Bizim Almanya’daki 56 yıllık tarihimizi hiç kimse anlatmadı bugüne kadar. Buradan giden insanların kurduğu vakıf ve dernekler vasıtasıyla aslında harekete geçtim diyebilirim. Amacımız “Göçün Hatıra Defteri”ni çıkarmaktı. Belgeselimizin toplamda 55 kahramanı var. İlk kahramanımız 61 işçi göçü ile gidenlerden biri. Son kahramanımız da orada yaşayan bir lise öğrencisinin hikayesi.

» Daha önce farkında olmadığınız neyi fark ettiniz bu belgeseli çekerken?

İlk nesil çok acılar çekmiş. “Evladım” diyor, 61’ de giden biri, “O kadar acı çektik ki, işten çıkıp, bir yemek yemeye gittiğimiz zaman tavuk isteyeceğiz, tavuk hareketi yaptık, çünkü dil bilmiyorduk, dil öğrenmeye mecalimiz yoktu” diyor. Bütün bu ilk gidenlerin trajedisine baktığımız zaman yemeden, içmeden, kültürel hayata, sokağa takılmadan yaşayan insanlar grubu görüyoruz. Ve pek çok filmde de konu olduğu gibi bir süre sonra karı-koca, çoluk-çocuğa karışma hallerinde de sanmayın ki bir Almanya’daki, Berlin’ in sokağındaki bir Alman PTT işçisi gibi, memur gibi yaşasınlar. Hayır! Sadece para biriktirmek üzere yaşıyorlar. Ama yine de pek çoğu “ben burada gömülmek istiyorum” diyor. Üçüncü nesil ise artık kendini tamamen Alman hissediyor. “Burası bizim vatanımız” diyor. Bir Alman vatandaşı olarak, aidiyet duygusu ile. Bir Alman düşmanlığı söz konusu değil artık. 1971’de Almanca slogan vardı “Türkler dışarı!” diye. Artık bunlar günümüzün dünyasında Almanya’da çok zor.

» Çok iyi noktalara gelen Türkler oldu.

İnanılmaz noktalara gelenler oldu.
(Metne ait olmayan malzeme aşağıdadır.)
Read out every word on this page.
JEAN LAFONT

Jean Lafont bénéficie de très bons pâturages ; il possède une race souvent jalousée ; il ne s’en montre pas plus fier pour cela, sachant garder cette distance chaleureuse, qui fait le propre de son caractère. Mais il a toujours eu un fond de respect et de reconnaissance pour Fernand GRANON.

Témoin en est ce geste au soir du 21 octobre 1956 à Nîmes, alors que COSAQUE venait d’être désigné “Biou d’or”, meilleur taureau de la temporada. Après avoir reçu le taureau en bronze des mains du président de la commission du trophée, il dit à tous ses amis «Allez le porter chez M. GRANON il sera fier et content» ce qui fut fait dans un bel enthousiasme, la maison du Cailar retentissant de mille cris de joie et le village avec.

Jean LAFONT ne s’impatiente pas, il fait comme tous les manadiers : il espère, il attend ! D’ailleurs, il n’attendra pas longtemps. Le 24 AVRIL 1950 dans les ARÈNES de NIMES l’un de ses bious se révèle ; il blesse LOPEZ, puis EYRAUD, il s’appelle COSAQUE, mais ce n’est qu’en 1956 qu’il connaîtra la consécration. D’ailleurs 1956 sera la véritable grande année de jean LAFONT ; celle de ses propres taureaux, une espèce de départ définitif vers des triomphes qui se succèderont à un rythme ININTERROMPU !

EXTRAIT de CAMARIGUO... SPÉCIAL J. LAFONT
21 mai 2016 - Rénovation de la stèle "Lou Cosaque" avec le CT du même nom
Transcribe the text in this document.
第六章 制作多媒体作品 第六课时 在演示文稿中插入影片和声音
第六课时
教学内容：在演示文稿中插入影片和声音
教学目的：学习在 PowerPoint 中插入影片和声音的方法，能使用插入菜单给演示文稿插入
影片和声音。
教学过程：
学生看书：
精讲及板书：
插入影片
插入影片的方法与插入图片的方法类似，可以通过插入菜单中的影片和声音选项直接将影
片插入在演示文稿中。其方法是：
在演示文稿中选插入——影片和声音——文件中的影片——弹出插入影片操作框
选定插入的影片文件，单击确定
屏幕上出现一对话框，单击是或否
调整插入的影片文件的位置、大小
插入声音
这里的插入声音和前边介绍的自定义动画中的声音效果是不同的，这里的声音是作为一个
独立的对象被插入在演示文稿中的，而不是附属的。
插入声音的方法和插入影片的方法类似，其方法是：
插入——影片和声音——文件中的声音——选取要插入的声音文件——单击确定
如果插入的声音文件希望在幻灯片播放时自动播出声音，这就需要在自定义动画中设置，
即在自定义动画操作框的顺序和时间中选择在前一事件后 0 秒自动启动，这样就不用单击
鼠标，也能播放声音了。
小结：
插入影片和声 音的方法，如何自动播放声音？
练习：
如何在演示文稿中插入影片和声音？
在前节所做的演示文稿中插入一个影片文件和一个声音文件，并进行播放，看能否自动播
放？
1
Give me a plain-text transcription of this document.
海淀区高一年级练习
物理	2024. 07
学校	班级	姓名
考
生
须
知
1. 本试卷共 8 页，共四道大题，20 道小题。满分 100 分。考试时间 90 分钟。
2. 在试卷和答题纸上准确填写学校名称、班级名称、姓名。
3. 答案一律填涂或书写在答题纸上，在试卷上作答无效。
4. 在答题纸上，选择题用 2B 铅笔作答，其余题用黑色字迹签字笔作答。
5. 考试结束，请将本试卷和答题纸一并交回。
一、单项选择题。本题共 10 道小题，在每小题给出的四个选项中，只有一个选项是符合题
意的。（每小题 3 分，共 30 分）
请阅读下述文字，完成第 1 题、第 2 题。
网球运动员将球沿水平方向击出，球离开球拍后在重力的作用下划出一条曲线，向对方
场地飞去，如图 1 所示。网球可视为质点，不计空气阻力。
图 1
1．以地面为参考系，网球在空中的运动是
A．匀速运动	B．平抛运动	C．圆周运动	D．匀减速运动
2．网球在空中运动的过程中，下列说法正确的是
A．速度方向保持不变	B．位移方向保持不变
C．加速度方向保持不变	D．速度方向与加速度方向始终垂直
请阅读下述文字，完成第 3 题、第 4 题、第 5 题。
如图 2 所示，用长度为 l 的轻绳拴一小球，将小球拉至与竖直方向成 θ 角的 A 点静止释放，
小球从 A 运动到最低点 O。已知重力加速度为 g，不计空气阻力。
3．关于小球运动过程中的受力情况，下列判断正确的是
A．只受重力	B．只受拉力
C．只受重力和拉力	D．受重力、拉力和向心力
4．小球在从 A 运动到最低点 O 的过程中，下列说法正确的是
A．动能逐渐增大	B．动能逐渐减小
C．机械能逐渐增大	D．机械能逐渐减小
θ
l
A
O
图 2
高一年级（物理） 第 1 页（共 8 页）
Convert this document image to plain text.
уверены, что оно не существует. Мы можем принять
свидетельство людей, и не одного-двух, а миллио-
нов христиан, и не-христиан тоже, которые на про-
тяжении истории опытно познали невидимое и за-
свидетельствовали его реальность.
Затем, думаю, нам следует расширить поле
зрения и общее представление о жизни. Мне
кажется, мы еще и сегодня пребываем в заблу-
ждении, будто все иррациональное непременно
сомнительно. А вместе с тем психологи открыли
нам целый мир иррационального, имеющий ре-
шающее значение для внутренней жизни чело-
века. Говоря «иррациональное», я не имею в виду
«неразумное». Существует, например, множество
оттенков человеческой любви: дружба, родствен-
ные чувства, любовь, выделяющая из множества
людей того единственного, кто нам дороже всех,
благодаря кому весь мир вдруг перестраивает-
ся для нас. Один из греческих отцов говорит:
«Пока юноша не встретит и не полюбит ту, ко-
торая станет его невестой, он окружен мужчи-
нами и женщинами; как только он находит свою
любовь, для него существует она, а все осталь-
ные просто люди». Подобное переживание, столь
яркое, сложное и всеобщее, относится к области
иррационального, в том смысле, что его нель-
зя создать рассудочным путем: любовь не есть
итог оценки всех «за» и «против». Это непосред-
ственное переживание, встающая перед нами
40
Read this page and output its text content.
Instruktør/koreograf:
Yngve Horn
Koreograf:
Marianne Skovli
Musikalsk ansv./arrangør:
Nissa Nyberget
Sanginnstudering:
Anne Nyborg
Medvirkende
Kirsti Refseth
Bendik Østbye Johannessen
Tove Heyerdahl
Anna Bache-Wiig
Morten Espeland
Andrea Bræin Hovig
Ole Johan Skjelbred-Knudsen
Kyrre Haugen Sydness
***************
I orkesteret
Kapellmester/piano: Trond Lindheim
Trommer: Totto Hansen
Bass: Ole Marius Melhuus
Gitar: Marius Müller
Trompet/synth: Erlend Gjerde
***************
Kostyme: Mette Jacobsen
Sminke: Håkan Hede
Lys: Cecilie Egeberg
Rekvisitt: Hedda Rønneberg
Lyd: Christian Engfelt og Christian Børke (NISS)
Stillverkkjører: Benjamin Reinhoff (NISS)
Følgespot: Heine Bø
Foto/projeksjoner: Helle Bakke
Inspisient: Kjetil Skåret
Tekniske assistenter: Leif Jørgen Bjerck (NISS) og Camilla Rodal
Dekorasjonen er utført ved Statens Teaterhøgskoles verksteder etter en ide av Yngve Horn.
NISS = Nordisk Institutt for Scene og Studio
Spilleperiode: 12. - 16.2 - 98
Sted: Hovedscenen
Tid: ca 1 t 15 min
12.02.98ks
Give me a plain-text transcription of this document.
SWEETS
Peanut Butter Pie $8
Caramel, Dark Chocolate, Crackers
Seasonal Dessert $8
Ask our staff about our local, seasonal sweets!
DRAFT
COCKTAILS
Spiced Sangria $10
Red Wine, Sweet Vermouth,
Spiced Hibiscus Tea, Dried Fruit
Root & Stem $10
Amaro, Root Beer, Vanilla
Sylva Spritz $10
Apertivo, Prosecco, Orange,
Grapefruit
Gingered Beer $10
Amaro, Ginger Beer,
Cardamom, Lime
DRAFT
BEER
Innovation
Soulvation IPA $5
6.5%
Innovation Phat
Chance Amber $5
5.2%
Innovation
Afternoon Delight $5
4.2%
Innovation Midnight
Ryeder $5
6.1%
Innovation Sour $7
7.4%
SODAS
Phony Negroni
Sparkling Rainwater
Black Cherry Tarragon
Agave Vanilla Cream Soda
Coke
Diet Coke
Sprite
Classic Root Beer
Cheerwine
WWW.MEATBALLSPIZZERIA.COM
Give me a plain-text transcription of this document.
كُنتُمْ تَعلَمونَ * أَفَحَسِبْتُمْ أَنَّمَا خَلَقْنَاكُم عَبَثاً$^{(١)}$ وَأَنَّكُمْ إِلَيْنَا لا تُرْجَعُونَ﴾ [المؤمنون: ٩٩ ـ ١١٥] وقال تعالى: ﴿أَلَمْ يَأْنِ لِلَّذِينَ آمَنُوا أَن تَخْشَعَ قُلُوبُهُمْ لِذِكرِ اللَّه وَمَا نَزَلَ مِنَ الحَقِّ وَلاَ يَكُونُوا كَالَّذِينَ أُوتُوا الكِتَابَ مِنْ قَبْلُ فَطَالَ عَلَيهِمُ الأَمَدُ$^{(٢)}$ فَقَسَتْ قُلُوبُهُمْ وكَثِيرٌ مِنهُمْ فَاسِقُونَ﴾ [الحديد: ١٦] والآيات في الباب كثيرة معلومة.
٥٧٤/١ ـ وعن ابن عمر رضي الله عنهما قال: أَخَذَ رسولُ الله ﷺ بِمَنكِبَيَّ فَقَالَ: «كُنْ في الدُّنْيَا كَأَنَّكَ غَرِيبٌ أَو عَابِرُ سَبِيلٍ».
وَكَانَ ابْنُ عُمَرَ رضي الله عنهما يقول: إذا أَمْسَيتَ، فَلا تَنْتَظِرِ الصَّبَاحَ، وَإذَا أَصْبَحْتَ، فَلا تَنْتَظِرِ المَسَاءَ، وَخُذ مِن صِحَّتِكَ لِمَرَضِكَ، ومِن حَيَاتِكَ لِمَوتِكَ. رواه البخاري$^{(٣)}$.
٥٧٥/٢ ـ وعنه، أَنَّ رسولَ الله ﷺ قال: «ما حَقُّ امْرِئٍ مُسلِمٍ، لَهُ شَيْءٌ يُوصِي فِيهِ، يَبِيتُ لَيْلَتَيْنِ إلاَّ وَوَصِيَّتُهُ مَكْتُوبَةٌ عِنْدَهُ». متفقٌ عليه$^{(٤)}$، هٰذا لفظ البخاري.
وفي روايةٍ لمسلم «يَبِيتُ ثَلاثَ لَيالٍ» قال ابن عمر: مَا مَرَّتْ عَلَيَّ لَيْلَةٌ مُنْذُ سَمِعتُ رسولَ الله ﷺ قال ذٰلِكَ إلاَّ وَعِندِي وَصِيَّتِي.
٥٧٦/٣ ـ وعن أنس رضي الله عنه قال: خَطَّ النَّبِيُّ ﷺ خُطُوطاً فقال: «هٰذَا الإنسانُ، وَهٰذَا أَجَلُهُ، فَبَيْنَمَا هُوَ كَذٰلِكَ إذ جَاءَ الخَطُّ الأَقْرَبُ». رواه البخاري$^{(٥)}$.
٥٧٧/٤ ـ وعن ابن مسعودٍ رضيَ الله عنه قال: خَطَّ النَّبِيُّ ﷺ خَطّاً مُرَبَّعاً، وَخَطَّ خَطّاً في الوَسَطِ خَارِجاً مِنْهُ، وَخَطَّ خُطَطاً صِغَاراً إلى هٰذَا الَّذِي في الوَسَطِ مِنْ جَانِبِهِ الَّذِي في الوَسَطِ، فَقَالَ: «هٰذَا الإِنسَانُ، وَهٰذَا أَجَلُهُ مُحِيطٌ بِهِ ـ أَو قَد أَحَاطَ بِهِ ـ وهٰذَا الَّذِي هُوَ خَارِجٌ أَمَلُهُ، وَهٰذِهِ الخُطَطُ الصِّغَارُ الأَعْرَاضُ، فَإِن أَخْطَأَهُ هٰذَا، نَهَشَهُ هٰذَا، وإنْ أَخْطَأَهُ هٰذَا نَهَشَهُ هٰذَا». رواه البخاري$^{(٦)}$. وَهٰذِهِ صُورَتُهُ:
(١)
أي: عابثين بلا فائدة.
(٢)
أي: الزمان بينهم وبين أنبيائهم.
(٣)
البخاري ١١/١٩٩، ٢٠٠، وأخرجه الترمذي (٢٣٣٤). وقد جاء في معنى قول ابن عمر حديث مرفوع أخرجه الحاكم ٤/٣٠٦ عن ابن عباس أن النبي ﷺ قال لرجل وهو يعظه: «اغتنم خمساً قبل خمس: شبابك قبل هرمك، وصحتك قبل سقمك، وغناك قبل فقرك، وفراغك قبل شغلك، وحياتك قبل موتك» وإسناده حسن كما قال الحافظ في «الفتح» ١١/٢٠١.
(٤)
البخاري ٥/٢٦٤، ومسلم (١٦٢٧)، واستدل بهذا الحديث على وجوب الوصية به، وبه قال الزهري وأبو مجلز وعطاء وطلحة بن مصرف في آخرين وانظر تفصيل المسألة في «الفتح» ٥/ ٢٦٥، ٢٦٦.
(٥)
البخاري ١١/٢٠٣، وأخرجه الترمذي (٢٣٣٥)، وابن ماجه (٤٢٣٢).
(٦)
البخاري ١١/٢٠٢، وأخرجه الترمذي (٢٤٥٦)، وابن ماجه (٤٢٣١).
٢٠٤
Almanların en ünlü yönetmeni Fatih Akın, Trabzonlu. Üniversitesinde bir profesör var. Güvercinler üzerinde yaptığı bilimsel bir araştırmayla kansere uzanan bir keşfi başlatıyor. Nobel adaylarından biri, Onur Güntürkün. Milletvekili Nebahat Güçlü, Die Kas Kabare tiyatrosu kurucusu Şinasi Türkmen ve daha neler neler…

» Çok güzel. Sizi en çok etkileyen hikaye hangisi oldu?

Bir gün Berlin’ de dolaşıyoruz. Bir anıt heykel gördüm, aslında herkesin gözü önünde bu heykel. “Burada 1977 yılında 7 yaşında bir çocuk boğuldu” yazıyor, Almanca ve Türkçe. “Onun anısına bu anıt dikilmiştir” diyor. Bir okuyorsun, böyle şaşırıyorsun. O tarihte Berlin’i ortasından ikiye bölen duvar ve ortadan bir nehir geçiyor. O nehrin iç güvenliği, Doğu Alman güvenlik memurlarından soruluyor. Yani sen nehre şu maddeyi düşürdüğün zaman alamazsın. Doğu Alman güvenliği kuleden sana ateş etme hakkı var. Ne yazık ki bir çocuk oyun oynarken nehre düşüyor. Ne annesi, ne babası, ne amcası, ne yeğeni çocuğu kurtarabiliyor. Çünkü nehre giren vurulur. Şimdi bu sizce bir boğulma hikayesi midir? Soğuk savaşın insanlık hikayesi midir? Ya da Almanya’ya göç hikayesi midir?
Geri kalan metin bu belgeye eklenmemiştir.